Sorin was disappointed, but not surprised, when his words received no response. Rather than further fuelling his fear by giving the dark more of his words to swallow, he fished around under his bed for his flashlight, smug that his decision to 'choose' the bottom bunk - the last bunk left - had been a sound one. As soon as he'd managed to light up this place, he wouldn't have to be scared anymore. Any moment now, he'd hear the faint 'snick' of his claw against the metal body of the flashlight and he'd know he was safe; any moment now, he'd stop feeling like a coward.
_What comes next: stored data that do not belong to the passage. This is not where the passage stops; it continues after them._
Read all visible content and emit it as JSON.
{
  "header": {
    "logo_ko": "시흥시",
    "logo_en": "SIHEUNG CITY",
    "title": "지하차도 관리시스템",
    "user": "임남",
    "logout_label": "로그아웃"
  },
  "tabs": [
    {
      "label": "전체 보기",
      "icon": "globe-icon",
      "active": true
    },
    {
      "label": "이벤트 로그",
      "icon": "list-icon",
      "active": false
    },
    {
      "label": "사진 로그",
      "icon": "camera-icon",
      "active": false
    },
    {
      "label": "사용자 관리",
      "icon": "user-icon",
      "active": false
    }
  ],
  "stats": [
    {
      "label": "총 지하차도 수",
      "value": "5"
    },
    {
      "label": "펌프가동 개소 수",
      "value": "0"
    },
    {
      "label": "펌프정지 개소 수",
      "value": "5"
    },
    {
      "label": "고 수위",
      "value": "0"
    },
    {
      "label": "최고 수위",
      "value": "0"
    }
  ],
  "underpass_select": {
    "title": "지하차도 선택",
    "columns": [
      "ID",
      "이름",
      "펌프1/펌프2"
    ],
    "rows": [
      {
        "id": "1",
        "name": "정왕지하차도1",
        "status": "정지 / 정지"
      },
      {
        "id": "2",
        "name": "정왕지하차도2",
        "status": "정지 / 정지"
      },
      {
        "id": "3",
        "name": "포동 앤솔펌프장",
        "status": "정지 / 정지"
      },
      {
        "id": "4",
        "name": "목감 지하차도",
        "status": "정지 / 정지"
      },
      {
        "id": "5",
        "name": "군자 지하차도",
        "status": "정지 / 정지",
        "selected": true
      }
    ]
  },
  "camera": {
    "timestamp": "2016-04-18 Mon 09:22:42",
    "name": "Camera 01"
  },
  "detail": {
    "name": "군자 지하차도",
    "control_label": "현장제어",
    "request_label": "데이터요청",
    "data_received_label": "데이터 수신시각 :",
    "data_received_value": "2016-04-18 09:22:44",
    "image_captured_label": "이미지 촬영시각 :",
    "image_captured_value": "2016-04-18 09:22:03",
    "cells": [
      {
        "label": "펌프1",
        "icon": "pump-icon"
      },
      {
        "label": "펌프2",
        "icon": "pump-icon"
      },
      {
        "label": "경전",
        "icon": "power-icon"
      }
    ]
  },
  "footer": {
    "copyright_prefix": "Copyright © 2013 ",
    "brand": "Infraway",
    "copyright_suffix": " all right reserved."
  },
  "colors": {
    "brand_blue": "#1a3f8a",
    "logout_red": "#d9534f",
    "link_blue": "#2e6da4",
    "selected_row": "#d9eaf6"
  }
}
The moment never came. The squish-thud quickened in time with his heart, and his mind scrambled for the thing it knew and loved best; logic.
The reason none of his fellow Kampers were interacting was not because he was a coward, or because there was some supernatural force of evil targeting him alone- it was because they were trying to freak him out. They had planned it all from the start - creating the creepy sound, ignoring his calls for help, stealing his flashlight from under his bed and hiding it in the hope that he would be proven too weak for this test of courage. They were probably laughing at him now, sniggering under their covers at the spineless Kamper scared by sound. This tale his mind had weaved for him was one of reason and rationale, replacing the fear and the unknown with anger and bitterness, because these latter emotions were ones he was all too comfortable with. Sorin was above all a prideful creature, and he would not give these traitorous Kampers the satisfaction of seeing him afraid. And so Sorin sank back into his bed, pulled the pillow over his head and tried to block out the noises and the darkness and the cruelty he was determined to find in the other Kampers in the room.
Sorin did not sleep again. In the morning he arose with bloodshot eyes drooping in exhaustion and paws cramping from clinging to the blankets, but somehow he still felt like he'd won.